ANAHEIM ― When comparing Shohei Ohtani’s accomplishments to others in baseball history, the words “elite company” have become redundant. Elite company is increasingly the only kind of company he keeps.

Consider what Ohtani accomplished Wednesday in the Angels’ 7-1 victory over the Houston Astros.

• He became the second pitcher in Angels history to record 10 or more strikeouts in four consecutive pitching appearances. The first was Nolan Ryan, baseball’s all-time strikeout leader, who once struck out 10 batters in a franchise-record seven consecutive games.

• He became the sixth player to have at least 45 strikeouts and one or fewer earned run over a four-game span since earned runs became an official statistic in 1913. The others: Jacob deGrom, Randy Johnson, Clayton Kershaw, Pedro Martinez and Chris Sale.

• He became the fourth pitcher all-time to go 6-0 with 58 or more strikeouts and two or fewer earned runs in a six-game span, joining Johan Santana, R.A. Dickey and Kershaw.

• Ohtani also became the first Angels pitcher to start a game and hit a triple since Ryan on June 27, 1972.

Almost three months remain in the regular season, but many in Wednesday’s announced crowd of 27,803 at Angel Stadium were proclaiming Ohtani the American League MVP, one letter at a time. He went 2 for 4 with two RBIs from the leadoff spot as a hitter and allowed one run in six innings on the mound while striking out 12. The Angels (39-50), in a rare role reversal, never trailed the Astros (57-30).

“(Ohtani) understands how important his (pitching) day is. I’ve said the last three, four times: he puts the team on his back,” Manager Phil Nevin said. “Today was a big one for the guys in there. It’s really impressive. I almost made a joke there – ‘he gave up a run today’ – but it’s impressive. It really is.”

Ohtani has not lost a start since a June 2 game in New York against the Yankees. He’s 9-4 with a 2.38 ERA in 15 starts overall and is responsible for each of the Angels’ last three wins. They had been mired in a five-game losing streak that began after Ohtani’s last start.

“I feel like the last six games that I’ve pitched, the offense has been good,” Ohtani said through his interpreter. “Good situations for me.”

Ohtani’s value to the Angels rests not only on his two-way prowess but his ability to turn an otherwise mediocre lineup into, well, elite company.

Since May 25, when the Angels’ record reached its high-water mark at 27-17, no team has scored fewer runs or struck out more.
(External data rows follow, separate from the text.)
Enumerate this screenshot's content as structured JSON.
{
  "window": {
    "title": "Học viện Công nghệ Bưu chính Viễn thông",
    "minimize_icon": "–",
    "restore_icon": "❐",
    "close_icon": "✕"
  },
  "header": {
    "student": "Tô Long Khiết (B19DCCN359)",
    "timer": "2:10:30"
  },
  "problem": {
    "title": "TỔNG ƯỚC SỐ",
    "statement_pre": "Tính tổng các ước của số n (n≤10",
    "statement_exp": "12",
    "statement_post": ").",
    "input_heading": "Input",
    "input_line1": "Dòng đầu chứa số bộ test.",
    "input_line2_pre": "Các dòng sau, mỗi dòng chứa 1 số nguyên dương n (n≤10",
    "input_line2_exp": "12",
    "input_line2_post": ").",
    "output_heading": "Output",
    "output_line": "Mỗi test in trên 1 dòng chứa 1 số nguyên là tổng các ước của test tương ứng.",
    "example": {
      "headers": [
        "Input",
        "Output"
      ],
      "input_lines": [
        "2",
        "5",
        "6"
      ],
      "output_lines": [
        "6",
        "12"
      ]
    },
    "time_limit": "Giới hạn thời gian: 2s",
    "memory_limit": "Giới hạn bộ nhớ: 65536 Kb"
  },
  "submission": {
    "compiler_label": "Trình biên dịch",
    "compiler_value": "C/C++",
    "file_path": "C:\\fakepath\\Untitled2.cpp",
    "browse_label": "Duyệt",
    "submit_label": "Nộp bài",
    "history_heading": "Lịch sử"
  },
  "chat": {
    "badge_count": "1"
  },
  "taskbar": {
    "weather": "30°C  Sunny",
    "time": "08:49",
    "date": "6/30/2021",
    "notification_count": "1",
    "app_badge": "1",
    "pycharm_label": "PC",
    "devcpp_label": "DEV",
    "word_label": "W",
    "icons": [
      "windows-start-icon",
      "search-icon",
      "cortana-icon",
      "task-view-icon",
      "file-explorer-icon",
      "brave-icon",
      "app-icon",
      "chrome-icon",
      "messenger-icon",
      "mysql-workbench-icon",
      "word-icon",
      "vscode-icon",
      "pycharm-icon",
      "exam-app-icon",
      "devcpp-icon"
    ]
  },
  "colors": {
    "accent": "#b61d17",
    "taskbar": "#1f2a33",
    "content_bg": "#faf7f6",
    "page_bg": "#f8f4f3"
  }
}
They struck out plenty Wednesday – 17 of their 24 outs came via strikeout, and the 32 strikeouts between both teams set an American League record for a nine-inning game.
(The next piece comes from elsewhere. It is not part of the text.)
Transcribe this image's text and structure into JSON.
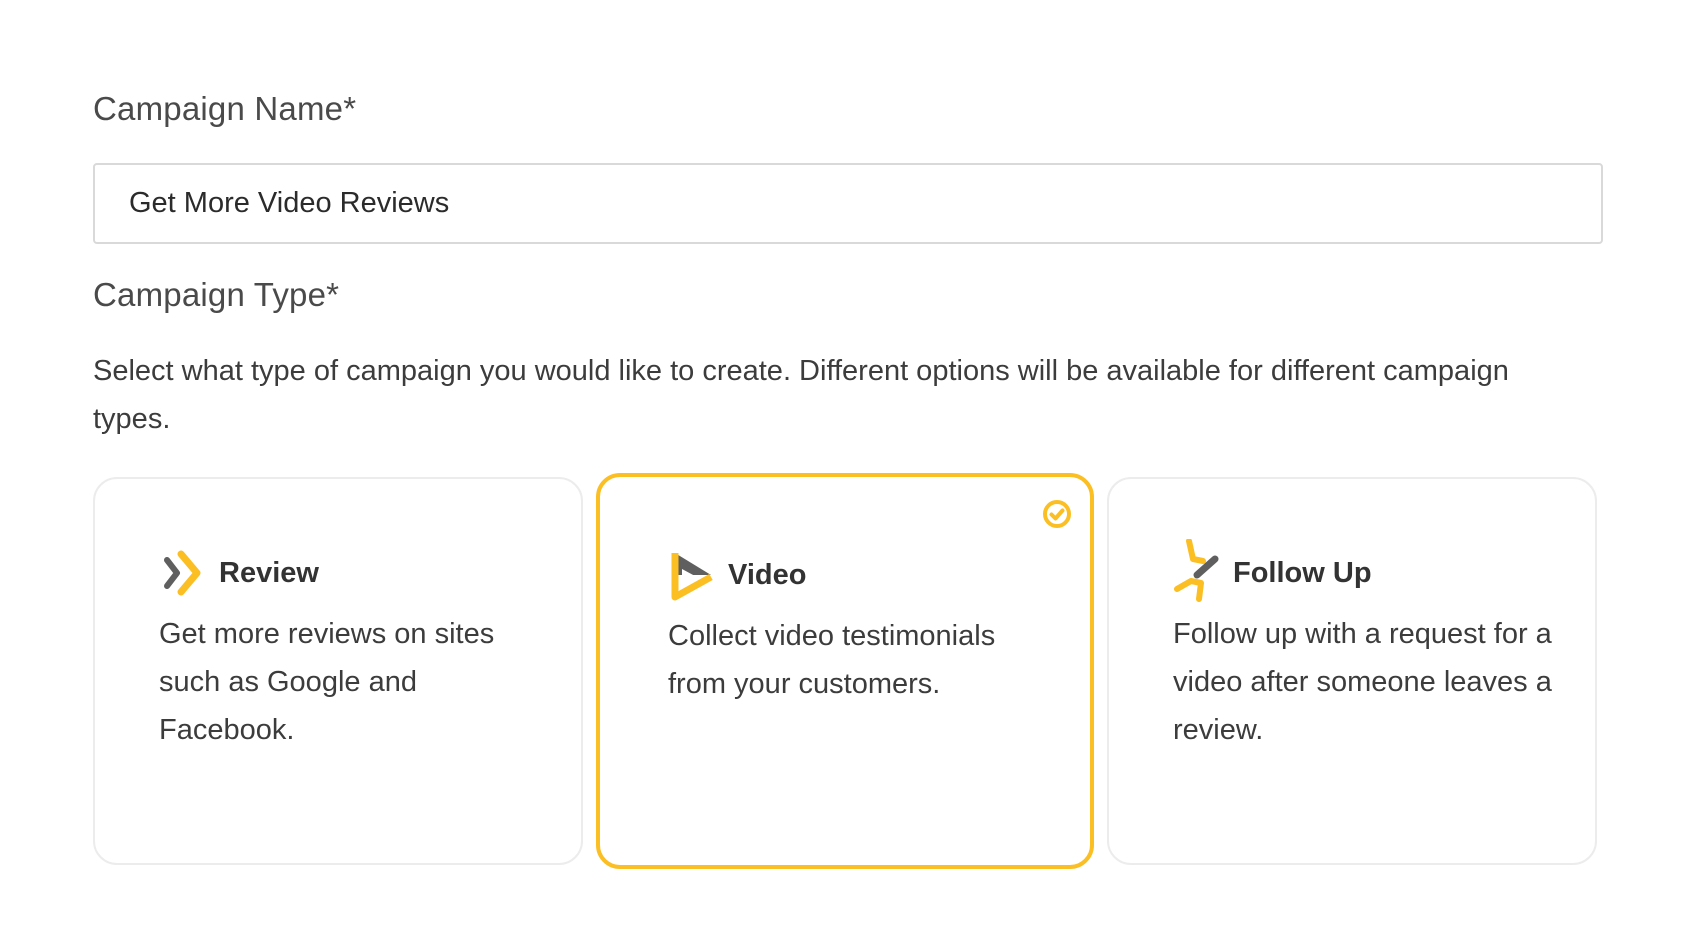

The Angels atoned with a pair of big innings, winning in relatively easy fashion.

In the third inning, Jonathan Villar drew a one-out walk and went to third base on a well-executed hit and run by Max Stassi, who singled. Brandon Marsh dropped a bunt down the third-base line that stayed fair with a clockwise twist. Villar scored on the safety squeeze and Marsh was credited with a single.
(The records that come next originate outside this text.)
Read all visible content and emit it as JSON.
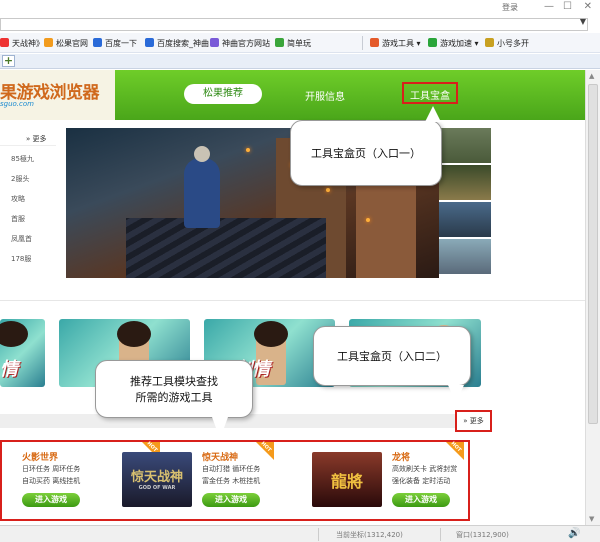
{
  "window": {
    "login_label": "登录",
    "minimize_glyph": "—",
    "maximize_glyph": "☐",
    "close_glyph": "✕"
  },
  "address_bar": {
    "dropdown_glyph": "▼"
  },
  "bookmarks": {
    "items": [
      {
        "label": "天战神》",
        "icon_color": "#e33"
      },
      {
        "label": "松果官网",
        "icon_color": "#f29b1d"
      },
      {
        "label": "百度一下",
        "icon_color": "#2a6ad8"
      },
      {
        "label": "百度搜索_神曲",
        "icon_color": "#2a6ad8"
      },
      {
        "label": "神曲官方网站",
        "icon_color": "#7a5ad8"
      },
      {
        "label": "简单玩",
        "icon_color": "#3aa53a"
      }
    ],
    "tools": [
      {
        "label": "游戏工具",
        "icon_color": "#e45a2a"
      },
      {
        "label": "游戏加速",
        "icon_color": "#2aa53a"
      },
      {
        "label": "小号多开",
        "icon_color": "#c8a020"
      }
    ]
  },
  "tabs": {
    "add_label": "+"
  },
  "site": {
    "logo_text": "果游戏浏览器",
    "logo_sub": "sguo.com",
    "nav": {
      "recommend": "松果推荐",
      "server_info": "开服信息",
      "toolbox": "工具宝盒"
    }
  },
  "sidebar": {
    "more_label": "» 更多",
    "items": [
      "85極九",
      "2服头",
      "攻略",
      "首服",
      "凤凰首",
      "178服"
    ]
  },
  "callouts": {
    "entry_one": "工具宝盒页（入口一）",
    "entry_two": "工具宝盒页（入口二）",
    "recommend_line1": "推荐工具模块查找",
    "recommend_line2": "所需的游戏工具"
  },
  "cards": [
    {
      "title": "情"
    },
    {
      "title": ""
    },
    {
      "title": "剑情"
    },
    {
      "title": ""
    }
  ],
  "more_button": "» 更多",
  "games": [
    {
      "name": "火影世界",
      "desc1": "日环任务  周环任务",
      "desc2": "自动买药  离线挂机",
      "enter": "进入游戏",
      "art_color": "#e6a04a",
      "hot": "HOT"
    },
    {
      "name": "惊天战神",
      "desc1": "自动打猎  循环任务",
      "desc2": "富金任务  木桩挂机",
      "enter": "进入游戏",
      "art_color": "#2a3a5a",
      "art_text": "惊天战神",
      "art_sub": "GOD OF WAR",
      "hot": "HOT"
    },
    {
      "name": "龙将",
      "desc1": "高效刷关卡  武将封赏",
      "desc2": "强化装备  定时活动",
      "enter": "进入游戏",
      "art_color": "#5a1a1a",
      "art_text": "龍將",
      "hot": "HOT"
    }
  ],
  "statusbar": {
    "pos_label": "当前坐标(1312,420)",
    "win_label": "窗口(1312,900)",
    "speaker_glyph": "🔊"
  },
  "colors": {
    "header_green": "#5ab820",
    "highlight_red": "#d8201b",
    "orange_accent": "#d86a14"
  }
}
With two outs, Ohtani belted a triple into the right-field corner, scoring Stassi and Marsh and giving himself a comfortable 3-0 lead.

Houston got its only run against Ohtani in the fourth inning, on an RBI single by Yuli Gurriel that dropped lazily in front of Jo Adell in right field. It was the first run Ohtani had allowed in 31⅔ innings.

The Angels scored four runs in the sixth inning against the Astros’ bullpen to put the game away.